For a test set \(\displaystyle (w_1, w_2,\ldots, w_m)\)
the preplexity is represented by:
\(\displaystyle PP = P(w_1, w_2, \ldots, w_m)^{-\frac{1}{m}}\)
Higher the probability of a word sequence, the lower the perplexity. Emperical tests done on language have shown that perplexity of trigrams is much lesser than unigrams. That is the longer the context on which a model is trained, the more coherent a generated sentence will be. For this reason, in this project I have chosen to use a trigram model.
Below is the frequency distribution of trigrams in the corpora in en_US for the most common 50 trigrams.
Another observation to be made is trigrams approximates to Zipf’s law. Zipf’s law states that for many frequency distributions, the n-th largest frequency is proportaional to a negative power of the rank order n.
The dark line here represents zipf’s law.
While language modeling we ofen find new phrases that were not present in the test set. So the probablity of these new phrases are going to be zero. One way to increase the probability from zero is to distribute the probablity mass. Due to the massive number of zero probabilites that may occur, a simple distribution of mass will drastically reduce the known conditional probabilities.
To improve the model without a large change in probability we can use less context. This method is known as smoothing. For a relatively rare trigram use a brigram instead and for a rare bigram use a unigram.Another improvement would be use weighted mix of a unigram, bigram and trigram.This improved method is called interpolation.
One of the smoothing models which is widely considered to be effective is known as Kneser-Ney smoothing.
\(p_{AbsoluteDiscounting}(w_i|w_{i-1}) = \frac{\max(c(w_{i-1},w_{i}) - \delta,0)}{\sum_{w'} c(w_{i-1},w')} + \lambda_{w_{i-1}} p(w_i)\)

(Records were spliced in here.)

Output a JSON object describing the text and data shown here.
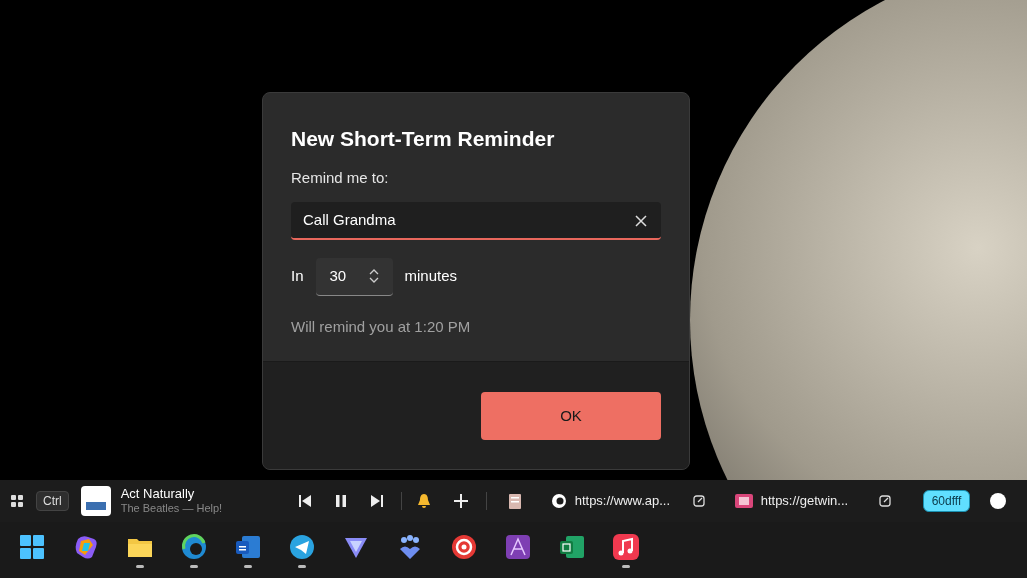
{
  "dialog": {
    "title": "New Short-Term Reminder",
    "field_label": "Remind me to:",
    "reminder_field": {
      "value": "Call Grandma"
    },
    "prefix": "In",
    "minutes": {
      "value": "30"
    },
    "unit": "minutes",
    "summary": "Will remind you at 1:20 PM",
    "ok_button": "OK"
  },
  "toolbar": {
    "modifier_key": "Ctrl",
    "now_playing": {
      "title": "Act Naturally",
      "subtitle": "The Beatles — Help!",
      "playing": true
    },
    "tabs": [
      {
        "kind": "round",
        "url": "https://www.ap..."
      },
      {
        "kind": "square",
        "url": "https://getwin..."
      }
    ],
    "color_badge": {
      "label": "60dfff",
      "color": "#60dfff"
    }
  },
  "taskbar": {
    "apps": [
      {
        "kind": "start",
        "running": false
      },
      {
        "kind": "copilot",
        "running": false
      },
      {
        "kind": "folder",
        "running": true
      },
      {
        "kind": "edge",
        "running": true
      },
      {
        "kind": "word",
        "running": true
      },
      {
        "kind": "telegram",
        "running": true
      },
      {
        "kind": "triangle",
        "running": false
      },
      {
        "kind": "people",
        "running": false
      },
      {
        "kind": "podcast",
        "running": false
      },
      {
        "kind": "affinity",
        "running": false
      },
      {
        "kind": "excel",
        "running": false
      },
      {
        "kind": "music",
        "running": true
      }
    ]
  }
}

Here \(\delta\) is the absolute discount (for example 0.75), \(\lambda_{w_{i-1}}\) is the interpolation weight and \(p(w_i)\) is the unigram probability.

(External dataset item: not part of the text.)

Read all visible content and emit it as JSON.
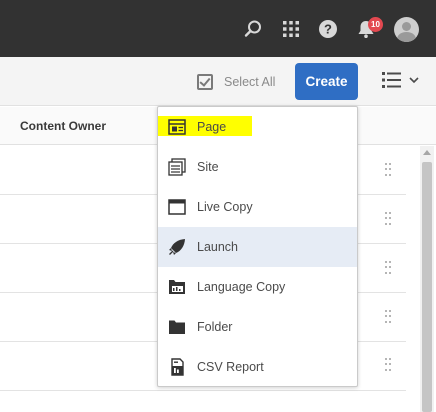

The drawback of unigram probability is that we do not have a context. Instead it is desirable to use a continuation probability of that unigram as given below.

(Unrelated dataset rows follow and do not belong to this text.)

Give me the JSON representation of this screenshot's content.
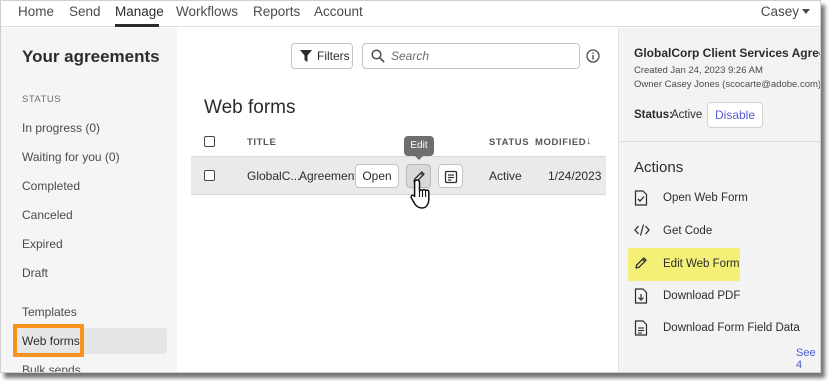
{
  "nav": {
    "items": [
      "Home",
      "Send",
      "Manage",
      "Workflows",
      "Reports",
      "Account"
    ],
    "active": "Manage",
    "user": "Casey"
  },
  "sidebar": {
    "title": "Your agreements",
    "status_label": "STATUS",
    "items": [
      "In progress (0)",
      "Waiting for you (0)",
      "Completed",
      "Canceled",
      "Expired",
      "Draft"
    ],
    "extra_items": [
      "Templates",
      "Web forms",
      "Bulk sends"
    ],
    "selected": "Web forms"
  },
  "toolbar": {
    "filters_label": "Filters",
    "search_placeholder": "Search"
  },
  "main": {
    "title": "Web forms",
    "columns": [
      "TITLE",
      "STATUS",
      "MODIFIED"
    ],
    "row": {
      "title": "GlobalC...",
      "type": "Agreement",
      "open_label": "Open",
      "status": "Active",
      "modified": "1/24/2023"
    },
    "tooltip": "Edit"
  },
  "panel": {
    "title": "GlobalCorp Client Services Agreement",
    "created": "Created Jan 24, 2023 9:26 AM",
    "owner": "Owner Casey Jones (scocarte@adobe.com)",
    "status_label": "Status:",
    "status_value": "Active",
    "disable_label": "Disable",
    "actions_title": "Actions",
    "actions": [
      "Open Web Form",
      "Get Code",
      "Edit Web Form",
      "Download PDF",
      "Download Form Field Data"
    ],
    "see_more": "See 4"
  },
  "colors": {
    "highlight_yellow": "#f4f077",
    "selection_orange": "#f7921e",
    "link_blue": "#4a5ad1"
  }
}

\(p_{continutation}(w_i) = \frac { |\{ w_{i- 1} : c(w_{i- 1},w) > 0 \} | } { |\{ (w_{j- 1},w_j) : c(w_{j- 1},w_j) > 0\} | }\)
Where the numerator is the number of preceeding words of the given word. The denominator is the total number of word bigram types.For instance a frequent word like Fransisco occuring in only a few contexts like San will have a low continuation probability.
Build a trigram model using Kneser-Ney smoothing. Given a bigram “expecting a” the model would know the probability of a word already seen in the training set. For instance “expecting a baby” or “expecting a package”.The UI would then display a list of suggestions (of the third word in the trigram) sorted by the probability of that trigram and the user can choose one if that is what they are expecting.
If you are a reviewer any feedback on this approach is welcome.
In the Shiny app there will be a text box where users can input text. When at least two words are typed, the app will suggest a list of words from the language model. For example, if you type “Expecting a” the app will suggest “baby, package” as a drop down list. The goal of this app will be to make smart a autocomplete system to speed up typing by predicting words.